La entrega de la Medalla al exvicepresidente de la República, don Jaime Morales Carazo, y a su esposa, doña Amparo de Carazo, se realizó como un homenaje al cardenal Miguel, reconocido por su labor pastoral a favor de la reconciliación y la paz en Nicaragua.
Durante el acto, la Copresidenta de Nicaragua, Rosario Murillo, destacó el papel del cardenal Miguel como promotor del diálogo y el entendimiento en momentos complejos de la historia del país.
“Rendimos homenaje al cardenal Miguel como pastor de la reconciliación y la paz, que nos dio la bandera de la reconciliación en aquellos días, caminando, recorriendo Nicaragua, buscando, propiciando y trabajando por la paz en reconciliación”, expresó.
La compañera señaló que Nicaragua mantiene firme ese camino, pese a las provocaciones y el hostigamiento. “No hay provocación ni hostigamiento que rompa a un corazón fortalecido y decidido a hacer paz y bien”, afirmó, al referirse a la fortaleza del pueblo nicaragüense.

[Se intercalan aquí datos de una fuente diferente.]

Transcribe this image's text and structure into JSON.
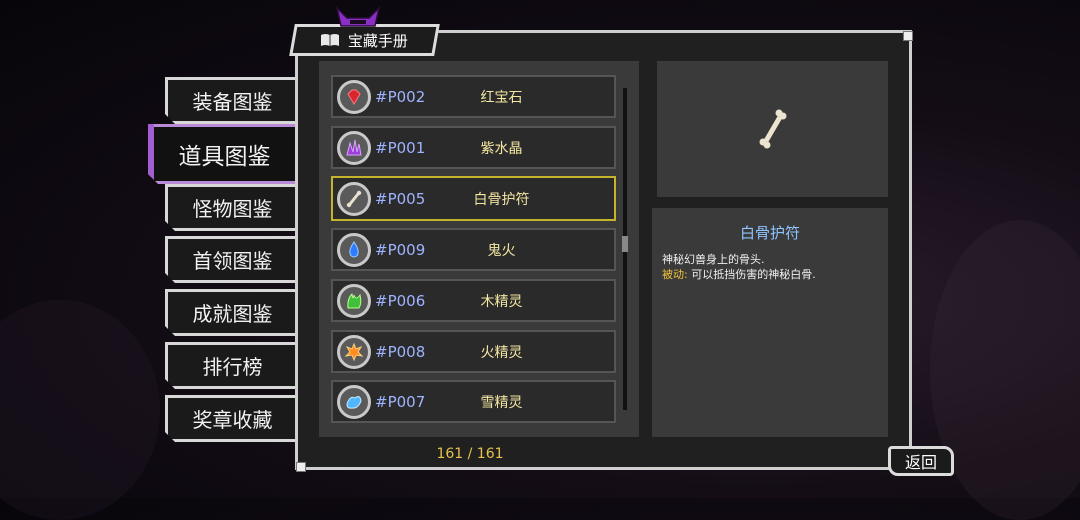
{
  "window": {
    "title": "宝藏手册",
    "book_icon": "book-icon",
    "emblem": "horned-emblem-icon"
  },
  "side_tabs": [
    {
      "label": "装备图鉴",
      "active": false
    },
    {
      "label": "道具图鉴",
      "active": true
    },
    {
      "label": "怪物图鉴",
      "active": false
    },
    {
      "label": "首领图鉴",
      "active": false
    },
    {
      "label": "成就图鉴",
      "active": false
    },
    {
      "label": "排行榜",
      "active": false
    },
    {
      "label": "奖章收藏",
      "active": false
    }
  ],
  "items": [
    {
      "id": "#P002",
      "name": "红宝石",
      "icon": "ruby-icon",
      "icon_color": "#d8262e"
    },
    {
      "id": "#P001",
      "name": "紫水晶",
      "icon": "amethyst-icon",
      "icon_color": "#9b3fd6"
    },
    {
      "id": "#P005",
      "name": "白骨护符",
      "icon": "bone-icon",
      "icon_color": "#e9e2cf",
      "selected": true
    },
    {
      "id": "#P009",
      "name": "鬼火",
      "icon": "will-o-wisp-icon",
      "icon_color": "#2f7dff"
    },
    {
      "id": "#P006",
      "name": "木精灵",
      "icon": "wood-spirit-icon",
      "icon_color": "#3fbf3a"
    },
    {
      "id": "#P008",
      "name": "火精灵",
      "icon": "fire-spirit-icon",
      "icon_color": "#ff8a1f"
    },
    {
      "id": "#P007",
      "name": "雪精灵",
      "icon": "snow-spirit-icon",
      "icon_color": "#4fb6ff"
    }
  ],
  "count": "161 / 161",
  "detail": {
    "title": "白骨护符",
    "preview_icon": "bone-icon",
    "line1": "神秘幻兽身上的骨头.",
    "passive_label": "被动:",
    "passive_text": " 可以抵挡伤害的神秘白骨."
  },
  "back_label": "返回"
}
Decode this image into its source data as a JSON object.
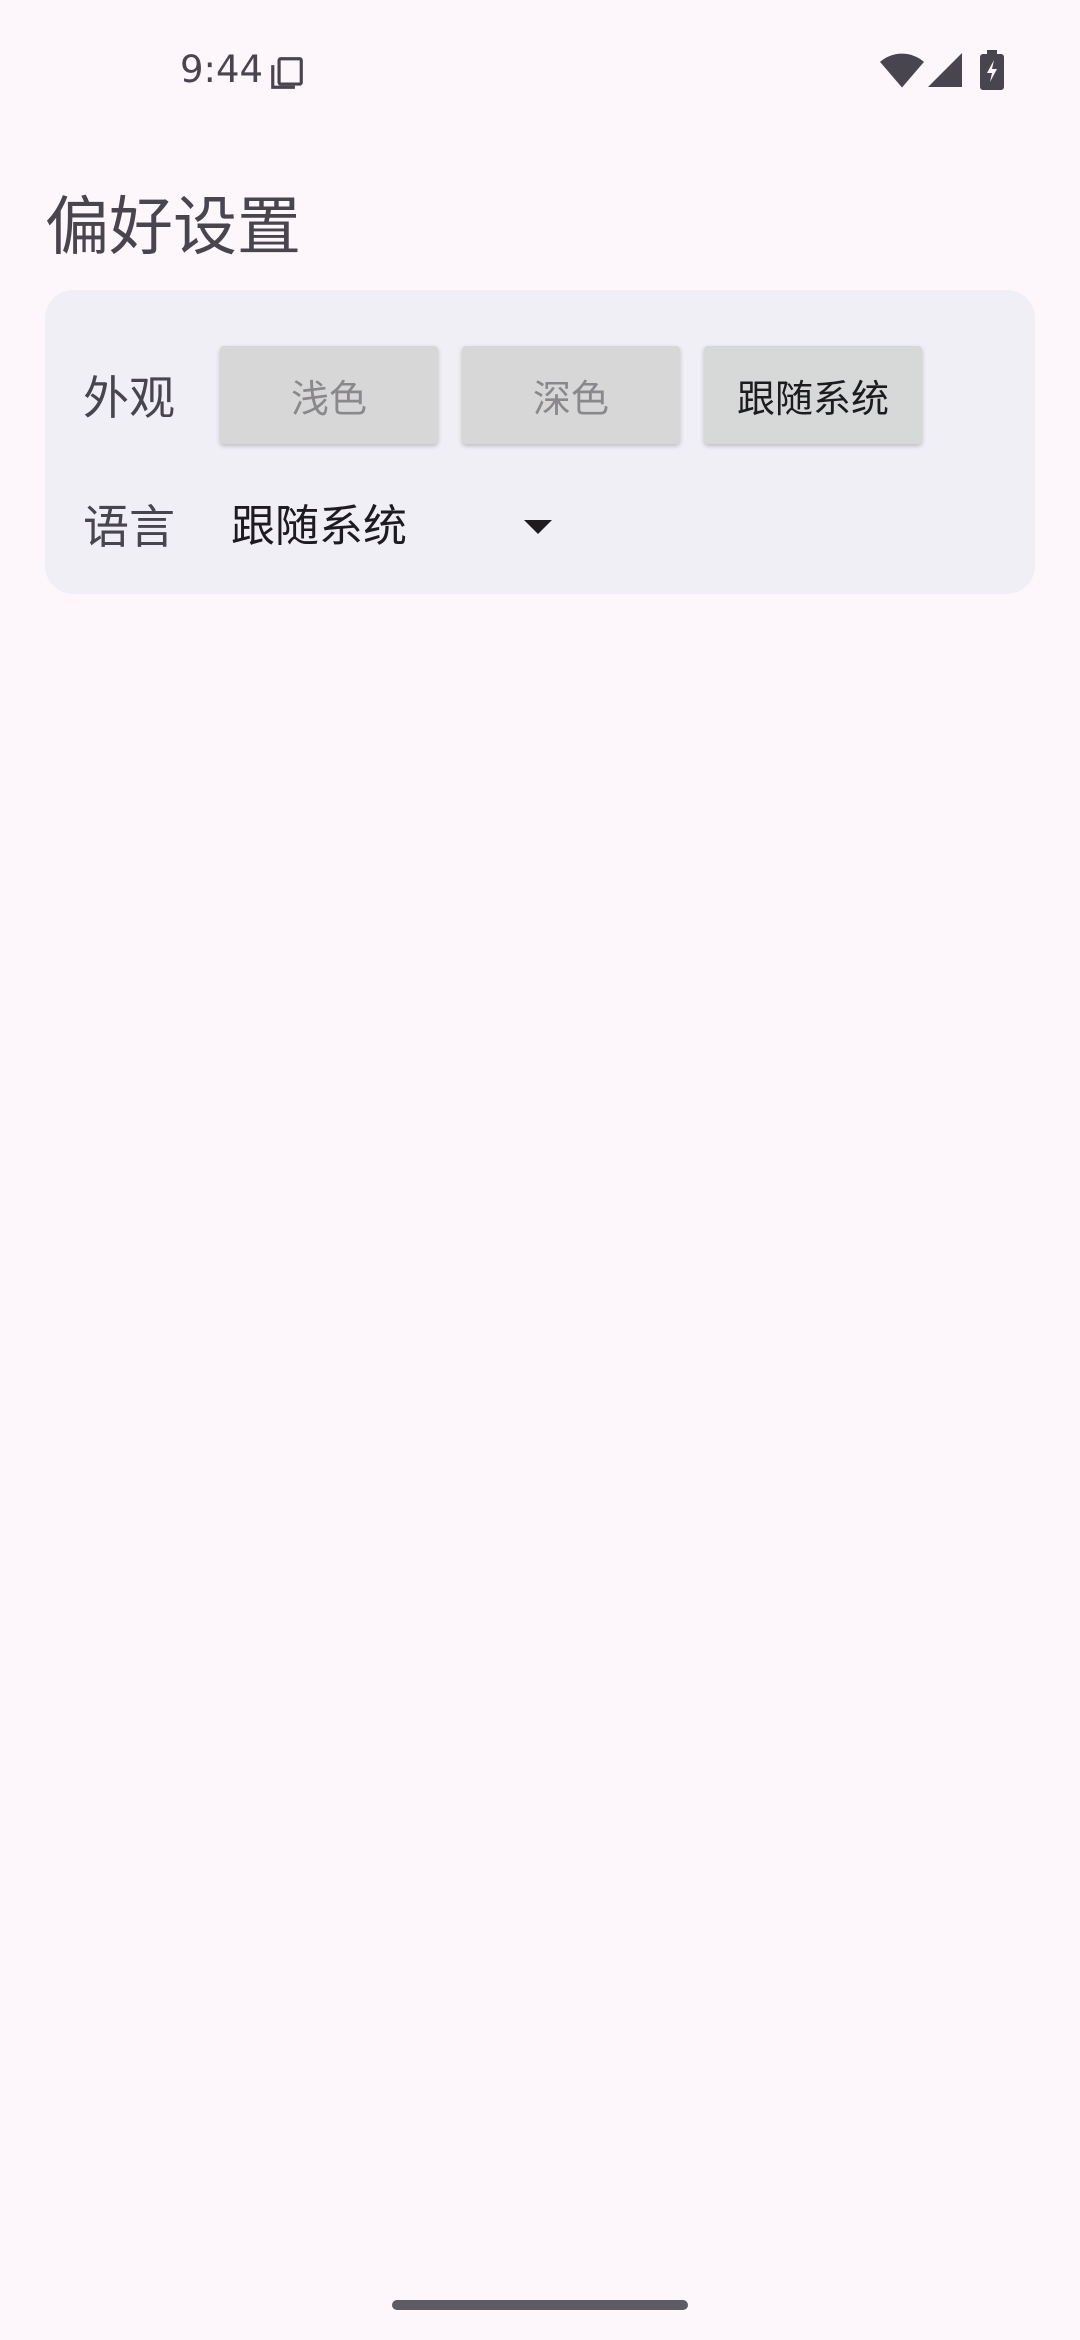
{
  "status_bar": {
    "time": "9:44",
    "icons": [
      "copy-icon",
      "wifi-icon",
      "signal-icon",
      "battery-charging-icon"
    ]
  },
  "page": {
    "title": "偏好设置"
  },
  "appearance": {
    "label": "外观",
    "options": [
      {
        "label": "浅色",
        "selected": false
      },
      {
        "label": "深色",
        "selected": false
      },
      {
        "label": "跟随系统",
        "selected": true
      }
    ]
  },
  "language": {
    "label": "语言",
    "selected_value": "跟随系统"
  },
  "colors": {
    "background": "#fdf7fc",
    "card": "#f1eff6",
    "button": "#d7d7d8",
    "text_primary": "#1d1b20",
    "text_secondary": "#49454f"
  }
}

La Copresidenta subrayó además la identidad y convicción del país. “¡Hay patria!, porque estamos seguros de ser patria bendita, libre, fraternal, cristiana, solidaria, orgullosa y alegre”, manifestó.
Al citar el mensaje de San Francisco, la Copresidenta relacionó la paz con el bienestar de las familias nicaragüenses y el trabajo diario por superar la pobreza.

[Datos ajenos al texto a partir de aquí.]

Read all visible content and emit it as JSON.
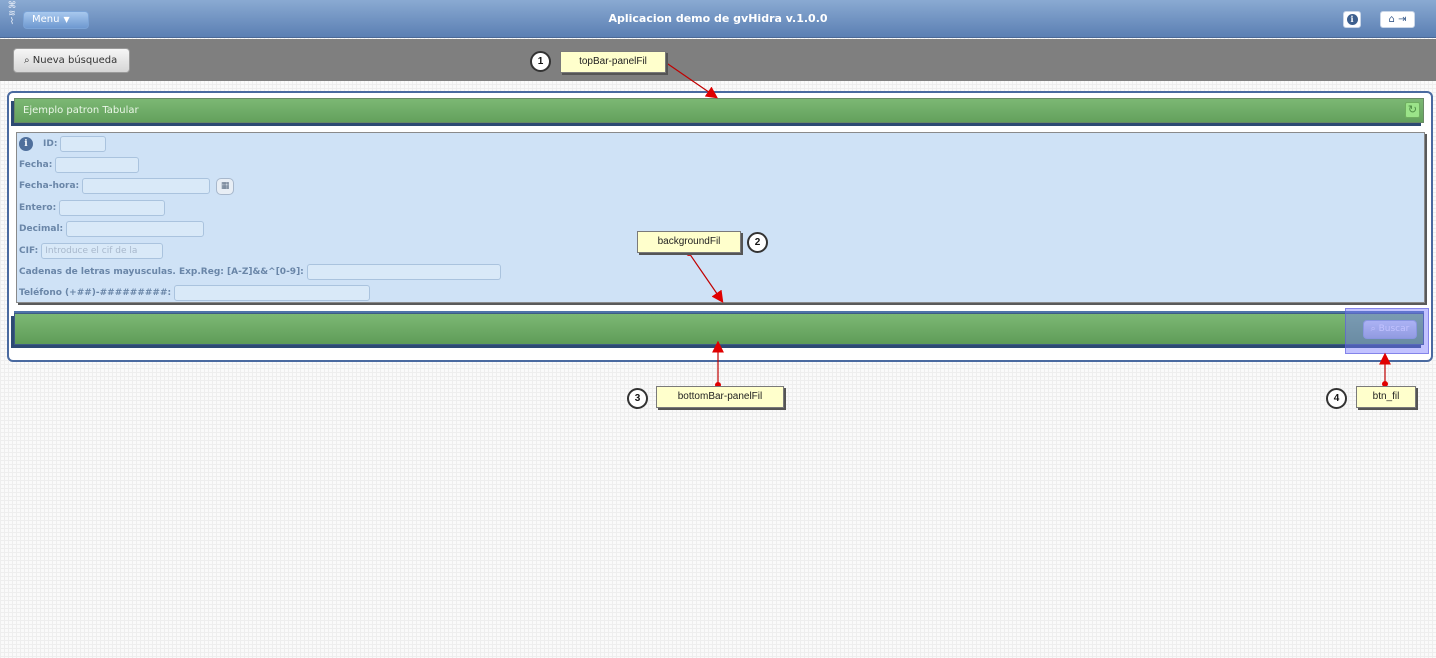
{
  "header": {
    "menu_label": "Menu",
    "title": "Aplicacion demo de gvHidra  v.1.0.0"
  },
  "toolbar": {
    "new_search_label": "Nueva búsqueda"
  },
  "panel": {
    "title": "Ejemplo patron Tabular",
    "search_button_label": "Buscar"
  },
  "filter": {
    "fields": [
      {
        "label": "ID:",
        "value": ""
      },
      {
        "label": "Fecha:",
        "value": ""
      },
      {
        "label": "Fecha-hora:",
        "value": ""
      },
      {
        "label": "Entero:",
        "value": ""
      },
      {
        "label": "Decimal:",
        "value": ""
      },
      {
        "label": "CIF:",
        "value": "",
        "placeholder": "Introduce el cif de la"
      },
      {
        "label": "Cadenas de letras mayusculas. Exp.Reg: [A-Z]&&^[0-9]:",
        "value": ""
      },
      {
        "label": "Teléfono (+##)-#########:",
        "value": ""
      }
    ]
  },
  "annotations": [
    {
      "number": "1",
      "label": "topBar-panelFil"
    },
    {
      "number": "2",
      "label": "backgroundFil"
    },
    {
      "number": "3",
      "label": "bottomBar-panelFil"
    },
    {
      "number": "4",
      "label": "btn_fil"
    }
  ]
}
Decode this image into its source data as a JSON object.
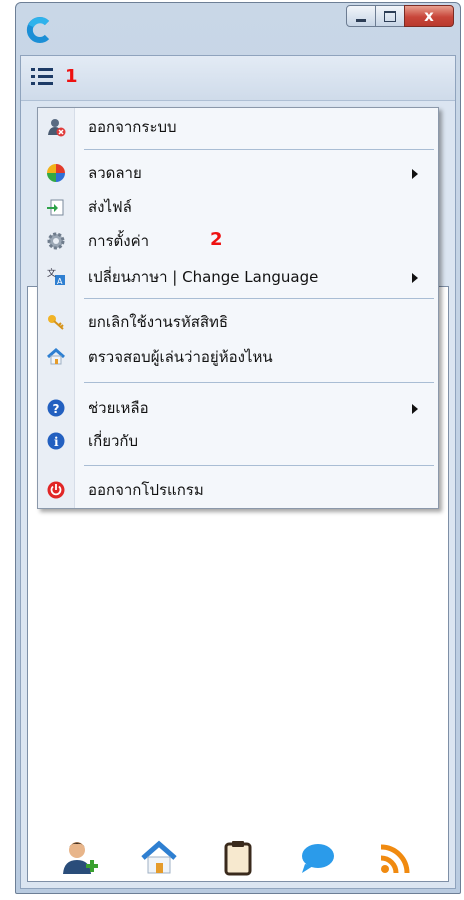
{
  "window": {
    "close_glyph": "x",
    "app_logo": "c-logo-icon"
  },
  "toolbar": {
    "menu_icon": "menu-list-icon",
    "annotation_1": "1"
  },
  "menu": {
    "items": [
      {
        "label": "ออกจากระบบ",
        "icon": "user-logout-icon",
        "submenu": false
      },
      {
        "label": "ลวดลาย",
        "icon": "color-palette-icon",
        "submenu": true
      },
      {
        "label": "ส่งไฟล์",
        "icon": "send-file-icon",
        "submenu": false
      },
      {
        "label": "การตั้งค่า",
        "icon": "gear-icon",
        "submenu": false
      },
      {
        "label": "เปลี่ยนภาษา | Change Language",
        "icon": "language-icon",
        "submenu": true
      },
      {
        "label": "ยกเลิกใช้งานรหัสสิทธิ",
        "icon": "key-icon",
        "submenu": false
      },
      {
        "label": "ตรวจสอบผู้เล่นว่าอยู่ห้องไหน",
        "icon": "house-search-icon",
        "submenu": false
      },
      {
        "label": "ช่วยเหลือ",
        "icon": "help-icon",
        "submenu": true
      },
      {
        "label": "เกี่ยวกับ",
        "icon": "info-icon",
        "submenu": false
      },
      {
        "label": "ออกจากโปรแกรม",
        "icon": "power-icon",
        "submenu": false
      }
    ],
    "annotation_2": "2"
  },
  "bottom_bar": {
    "icons": [
      "add-user-icon",
      "home-icon",
      "clipboard-icon",
      "chat-icon",
      "rss-icon"
    ]
  },
  "colors": {
    "accent": "#1f5fa8",
    "annotation": "#e11111"
  }
}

“Paz y bien, paz para el bienestar de las familias nicaragüenses, paz para trabajar todos los días por el bienestar y para luchar contra la pobreza”, señaló, destacando que vivir libre de pobreza es un derecho y un merecimiento del pueblo.
Asimismo, indicó que Nicaragua es un pueblo creyente y cristiano que ha sabido cumplir su mandato histórico con entrega. “Somos un pueblo que ha sabido dar todo”, expresó.
La Copresidenta agregó que este homenaje también reconoce a quienes contribuyeron a hacer posible la decisión de reconciliación nacional. “Supimos encontrarnos, convivir, acordar y consensuar, no imponer, sino consensuar lo mejor para todos”, concluyó.